How can CA4 antibody-based imaging be optimized for in vivo applications?

Advancing CA4 antibody applications toward in vivo imaging presents both challenges and opportunities:

• Antibody format optimization: Converting conventional CA4 antibodies to smaller formats like Fab fragments or single-chain variable fragments (scFvs) can improve tissue penetration and reduce immunogenicity for in vivo applications.

• Multimodal imaging approaches: Taking inspiration from bispecific antibody approaches used in cancer imaging , researchers can develop bispecific CA4 antibodies coupled with appropriate imaging moieties. This strategy has shown promise in other systems, such as the bsPAM4 antibody used for pancreatic cancer imaging .

• Targeted delivery systems: Conjugating CA4 antibodies to nanoparticles or liposomes containing contrast agents can enhance signal-to-noise ratios while maintaining target specificity.
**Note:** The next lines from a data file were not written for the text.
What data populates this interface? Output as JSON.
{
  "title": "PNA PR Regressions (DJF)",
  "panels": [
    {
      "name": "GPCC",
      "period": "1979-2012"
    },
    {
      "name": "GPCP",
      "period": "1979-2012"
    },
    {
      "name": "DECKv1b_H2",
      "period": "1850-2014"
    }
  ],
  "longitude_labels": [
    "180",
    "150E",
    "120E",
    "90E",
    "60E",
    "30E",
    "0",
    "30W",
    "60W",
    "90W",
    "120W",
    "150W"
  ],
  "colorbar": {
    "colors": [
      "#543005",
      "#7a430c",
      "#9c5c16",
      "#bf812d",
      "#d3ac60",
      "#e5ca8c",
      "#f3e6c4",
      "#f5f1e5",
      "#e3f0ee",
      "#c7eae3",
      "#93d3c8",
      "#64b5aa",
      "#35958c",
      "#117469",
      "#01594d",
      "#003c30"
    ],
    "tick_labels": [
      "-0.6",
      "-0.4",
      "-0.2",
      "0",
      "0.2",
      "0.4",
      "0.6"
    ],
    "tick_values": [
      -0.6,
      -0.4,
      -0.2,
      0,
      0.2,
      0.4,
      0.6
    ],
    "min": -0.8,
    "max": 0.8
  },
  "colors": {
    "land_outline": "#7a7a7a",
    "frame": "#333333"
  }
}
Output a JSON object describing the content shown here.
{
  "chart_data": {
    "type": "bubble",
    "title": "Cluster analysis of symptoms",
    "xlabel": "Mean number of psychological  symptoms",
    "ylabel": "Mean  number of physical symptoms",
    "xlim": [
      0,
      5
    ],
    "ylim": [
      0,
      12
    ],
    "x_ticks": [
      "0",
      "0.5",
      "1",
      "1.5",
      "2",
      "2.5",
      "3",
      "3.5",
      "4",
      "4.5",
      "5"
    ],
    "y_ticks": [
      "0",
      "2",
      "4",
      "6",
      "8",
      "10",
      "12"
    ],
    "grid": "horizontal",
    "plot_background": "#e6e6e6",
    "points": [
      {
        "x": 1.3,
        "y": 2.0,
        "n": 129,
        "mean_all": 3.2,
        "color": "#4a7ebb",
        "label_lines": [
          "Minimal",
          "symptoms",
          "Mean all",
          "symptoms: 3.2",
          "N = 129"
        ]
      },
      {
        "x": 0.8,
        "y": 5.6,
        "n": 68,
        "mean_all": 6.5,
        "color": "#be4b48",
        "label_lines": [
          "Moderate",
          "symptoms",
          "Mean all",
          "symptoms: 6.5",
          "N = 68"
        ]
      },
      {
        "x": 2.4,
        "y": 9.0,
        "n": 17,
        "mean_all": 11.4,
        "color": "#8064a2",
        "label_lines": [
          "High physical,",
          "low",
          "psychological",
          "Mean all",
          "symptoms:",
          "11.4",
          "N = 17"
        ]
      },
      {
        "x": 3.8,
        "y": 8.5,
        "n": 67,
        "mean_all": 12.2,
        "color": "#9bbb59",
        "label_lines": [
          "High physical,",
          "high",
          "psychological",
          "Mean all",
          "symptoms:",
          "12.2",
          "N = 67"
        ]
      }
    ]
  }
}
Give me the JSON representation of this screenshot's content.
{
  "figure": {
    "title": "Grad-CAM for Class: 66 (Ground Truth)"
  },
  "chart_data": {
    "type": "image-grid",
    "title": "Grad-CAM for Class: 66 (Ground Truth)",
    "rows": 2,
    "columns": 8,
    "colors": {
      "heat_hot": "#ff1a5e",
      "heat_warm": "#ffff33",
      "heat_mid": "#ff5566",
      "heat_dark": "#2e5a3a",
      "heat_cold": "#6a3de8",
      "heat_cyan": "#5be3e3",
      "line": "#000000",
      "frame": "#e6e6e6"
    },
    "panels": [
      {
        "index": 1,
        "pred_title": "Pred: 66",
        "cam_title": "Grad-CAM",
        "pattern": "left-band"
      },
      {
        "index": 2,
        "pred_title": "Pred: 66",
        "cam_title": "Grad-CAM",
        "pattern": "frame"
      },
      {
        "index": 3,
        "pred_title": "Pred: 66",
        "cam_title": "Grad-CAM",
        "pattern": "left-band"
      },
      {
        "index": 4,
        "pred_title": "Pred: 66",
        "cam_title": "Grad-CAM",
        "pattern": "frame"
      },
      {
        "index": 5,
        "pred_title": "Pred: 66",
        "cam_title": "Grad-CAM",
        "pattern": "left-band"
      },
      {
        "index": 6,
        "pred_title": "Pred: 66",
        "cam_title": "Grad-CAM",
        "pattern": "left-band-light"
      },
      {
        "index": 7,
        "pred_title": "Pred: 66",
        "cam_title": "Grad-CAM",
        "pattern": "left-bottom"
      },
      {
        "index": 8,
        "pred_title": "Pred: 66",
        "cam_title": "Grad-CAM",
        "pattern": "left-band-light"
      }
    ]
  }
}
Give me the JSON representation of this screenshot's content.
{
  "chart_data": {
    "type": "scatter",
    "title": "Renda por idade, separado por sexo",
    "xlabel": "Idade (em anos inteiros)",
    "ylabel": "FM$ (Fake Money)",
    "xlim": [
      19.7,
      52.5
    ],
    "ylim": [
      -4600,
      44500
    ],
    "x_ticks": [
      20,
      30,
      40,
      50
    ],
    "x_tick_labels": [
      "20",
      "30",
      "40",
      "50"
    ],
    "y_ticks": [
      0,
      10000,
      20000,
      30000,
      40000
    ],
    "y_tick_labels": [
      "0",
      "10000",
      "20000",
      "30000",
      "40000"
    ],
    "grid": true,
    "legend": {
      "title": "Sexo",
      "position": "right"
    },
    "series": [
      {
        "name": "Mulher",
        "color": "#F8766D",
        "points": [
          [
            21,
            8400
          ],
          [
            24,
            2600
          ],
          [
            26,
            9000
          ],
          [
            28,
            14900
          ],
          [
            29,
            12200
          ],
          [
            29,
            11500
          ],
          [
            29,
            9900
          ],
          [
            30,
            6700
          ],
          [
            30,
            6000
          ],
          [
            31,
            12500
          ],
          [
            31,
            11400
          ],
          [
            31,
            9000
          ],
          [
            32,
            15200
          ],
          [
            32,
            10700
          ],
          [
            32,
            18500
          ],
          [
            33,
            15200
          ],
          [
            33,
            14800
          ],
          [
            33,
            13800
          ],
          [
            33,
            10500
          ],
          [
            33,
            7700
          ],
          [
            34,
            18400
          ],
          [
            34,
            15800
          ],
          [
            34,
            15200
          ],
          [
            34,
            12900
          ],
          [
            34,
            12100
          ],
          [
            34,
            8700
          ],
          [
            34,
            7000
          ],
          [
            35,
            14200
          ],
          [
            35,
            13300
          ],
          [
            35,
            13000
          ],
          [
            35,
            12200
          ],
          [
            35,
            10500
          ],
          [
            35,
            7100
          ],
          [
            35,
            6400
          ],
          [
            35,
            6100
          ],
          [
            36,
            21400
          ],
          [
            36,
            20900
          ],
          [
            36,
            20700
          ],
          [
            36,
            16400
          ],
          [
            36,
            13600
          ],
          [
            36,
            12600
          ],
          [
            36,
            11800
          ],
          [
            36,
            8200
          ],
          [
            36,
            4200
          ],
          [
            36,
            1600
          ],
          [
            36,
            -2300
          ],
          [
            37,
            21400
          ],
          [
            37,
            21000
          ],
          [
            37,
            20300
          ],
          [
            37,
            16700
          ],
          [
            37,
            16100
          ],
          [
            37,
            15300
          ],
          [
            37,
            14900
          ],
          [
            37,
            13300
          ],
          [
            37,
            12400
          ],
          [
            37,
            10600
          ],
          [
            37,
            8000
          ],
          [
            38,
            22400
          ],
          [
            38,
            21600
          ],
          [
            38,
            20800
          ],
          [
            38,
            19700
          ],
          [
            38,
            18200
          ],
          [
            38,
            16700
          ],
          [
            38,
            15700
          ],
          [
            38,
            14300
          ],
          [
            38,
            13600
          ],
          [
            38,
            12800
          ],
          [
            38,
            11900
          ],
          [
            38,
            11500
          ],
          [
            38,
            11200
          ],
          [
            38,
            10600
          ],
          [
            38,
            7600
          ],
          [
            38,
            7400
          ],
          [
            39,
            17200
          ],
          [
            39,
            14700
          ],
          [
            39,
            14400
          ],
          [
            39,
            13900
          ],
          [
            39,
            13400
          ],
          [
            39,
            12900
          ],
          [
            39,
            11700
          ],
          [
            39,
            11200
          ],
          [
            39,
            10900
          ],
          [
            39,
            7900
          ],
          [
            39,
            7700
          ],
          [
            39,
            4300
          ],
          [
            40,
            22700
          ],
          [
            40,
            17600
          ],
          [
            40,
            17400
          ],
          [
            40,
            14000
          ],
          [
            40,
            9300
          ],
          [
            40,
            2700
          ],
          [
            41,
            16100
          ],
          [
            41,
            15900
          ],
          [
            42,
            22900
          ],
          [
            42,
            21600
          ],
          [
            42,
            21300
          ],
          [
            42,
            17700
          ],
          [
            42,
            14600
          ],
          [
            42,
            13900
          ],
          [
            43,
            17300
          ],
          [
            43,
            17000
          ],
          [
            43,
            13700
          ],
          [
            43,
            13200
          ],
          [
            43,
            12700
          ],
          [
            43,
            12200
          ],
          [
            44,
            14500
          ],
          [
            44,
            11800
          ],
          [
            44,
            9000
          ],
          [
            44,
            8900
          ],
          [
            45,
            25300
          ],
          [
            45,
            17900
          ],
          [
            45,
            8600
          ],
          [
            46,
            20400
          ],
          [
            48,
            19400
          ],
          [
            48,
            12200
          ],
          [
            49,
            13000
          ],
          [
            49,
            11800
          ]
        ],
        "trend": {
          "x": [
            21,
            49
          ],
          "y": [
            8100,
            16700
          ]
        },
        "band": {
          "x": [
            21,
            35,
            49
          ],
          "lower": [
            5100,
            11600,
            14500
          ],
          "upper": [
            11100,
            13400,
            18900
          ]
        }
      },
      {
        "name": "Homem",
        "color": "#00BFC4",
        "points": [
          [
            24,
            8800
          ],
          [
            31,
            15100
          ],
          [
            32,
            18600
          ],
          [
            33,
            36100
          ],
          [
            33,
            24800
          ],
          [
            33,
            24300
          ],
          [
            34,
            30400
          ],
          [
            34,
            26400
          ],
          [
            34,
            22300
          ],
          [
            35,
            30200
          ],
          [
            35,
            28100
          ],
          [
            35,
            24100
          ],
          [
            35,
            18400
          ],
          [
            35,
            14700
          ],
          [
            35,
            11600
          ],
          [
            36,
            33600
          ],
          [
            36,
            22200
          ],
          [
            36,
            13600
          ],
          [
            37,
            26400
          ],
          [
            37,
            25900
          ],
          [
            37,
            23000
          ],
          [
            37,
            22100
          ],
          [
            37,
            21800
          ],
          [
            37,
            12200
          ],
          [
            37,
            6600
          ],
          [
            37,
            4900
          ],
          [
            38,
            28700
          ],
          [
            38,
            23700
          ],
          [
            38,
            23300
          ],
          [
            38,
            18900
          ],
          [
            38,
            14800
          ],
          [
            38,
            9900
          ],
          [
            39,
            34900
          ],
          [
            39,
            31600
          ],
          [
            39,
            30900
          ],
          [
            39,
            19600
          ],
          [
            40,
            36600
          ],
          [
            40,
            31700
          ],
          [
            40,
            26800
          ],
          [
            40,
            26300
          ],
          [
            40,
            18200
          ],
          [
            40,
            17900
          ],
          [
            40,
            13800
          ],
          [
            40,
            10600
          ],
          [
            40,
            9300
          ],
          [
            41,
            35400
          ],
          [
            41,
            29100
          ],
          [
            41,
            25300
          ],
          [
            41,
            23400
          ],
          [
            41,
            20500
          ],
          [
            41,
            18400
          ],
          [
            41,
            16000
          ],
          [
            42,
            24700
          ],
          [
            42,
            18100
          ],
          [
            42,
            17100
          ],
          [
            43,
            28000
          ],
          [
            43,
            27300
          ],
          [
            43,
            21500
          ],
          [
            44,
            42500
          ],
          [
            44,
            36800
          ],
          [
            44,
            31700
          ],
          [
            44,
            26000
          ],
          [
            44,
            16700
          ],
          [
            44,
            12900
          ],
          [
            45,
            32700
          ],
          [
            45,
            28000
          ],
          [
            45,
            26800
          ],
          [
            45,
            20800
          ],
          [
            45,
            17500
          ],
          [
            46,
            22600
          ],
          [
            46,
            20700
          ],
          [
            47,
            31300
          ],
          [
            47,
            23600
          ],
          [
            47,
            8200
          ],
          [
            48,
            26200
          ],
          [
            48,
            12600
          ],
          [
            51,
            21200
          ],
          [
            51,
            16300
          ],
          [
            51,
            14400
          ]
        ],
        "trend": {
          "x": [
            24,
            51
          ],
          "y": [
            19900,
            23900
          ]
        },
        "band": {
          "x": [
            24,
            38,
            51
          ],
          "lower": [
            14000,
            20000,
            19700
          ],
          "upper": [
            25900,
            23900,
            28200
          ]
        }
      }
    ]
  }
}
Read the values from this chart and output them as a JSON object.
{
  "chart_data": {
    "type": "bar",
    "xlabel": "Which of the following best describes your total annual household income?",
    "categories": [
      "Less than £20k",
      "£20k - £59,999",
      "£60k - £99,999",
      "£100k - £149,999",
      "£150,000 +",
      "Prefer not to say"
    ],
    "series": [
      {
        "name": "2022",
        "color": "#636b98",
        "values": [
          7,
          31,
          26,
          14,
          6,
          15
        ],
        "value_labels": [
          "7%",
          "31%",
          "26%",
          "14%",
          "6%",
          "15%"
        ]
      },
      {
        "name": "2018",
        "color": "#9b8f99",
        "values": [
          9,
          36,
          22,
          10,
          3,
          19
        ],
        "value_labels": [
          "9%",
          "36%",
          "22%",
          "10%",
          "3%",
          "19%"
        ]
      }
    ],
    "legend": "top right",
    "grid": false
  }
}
• Developability assessment: When designing CA4 antibodies for in vivo applications, researchers should apply high-throughput developability workflows similar to those used for therapeutic antibodies . These approaches help identify candidates with optimal stability, low aggregation potential, and favorable pharmacokinetics.

• Species cross-reactivity considerations: Since preclinical studies often involve animal models, developing CA4 antibodies with cross-reactivity to both human and model organism CA4 would facilitate translational research.

These approaches can extend CA4 antibody applications beyond traditional ex vivo and in vitro research into more clinically relevant in vivo imaging contexts.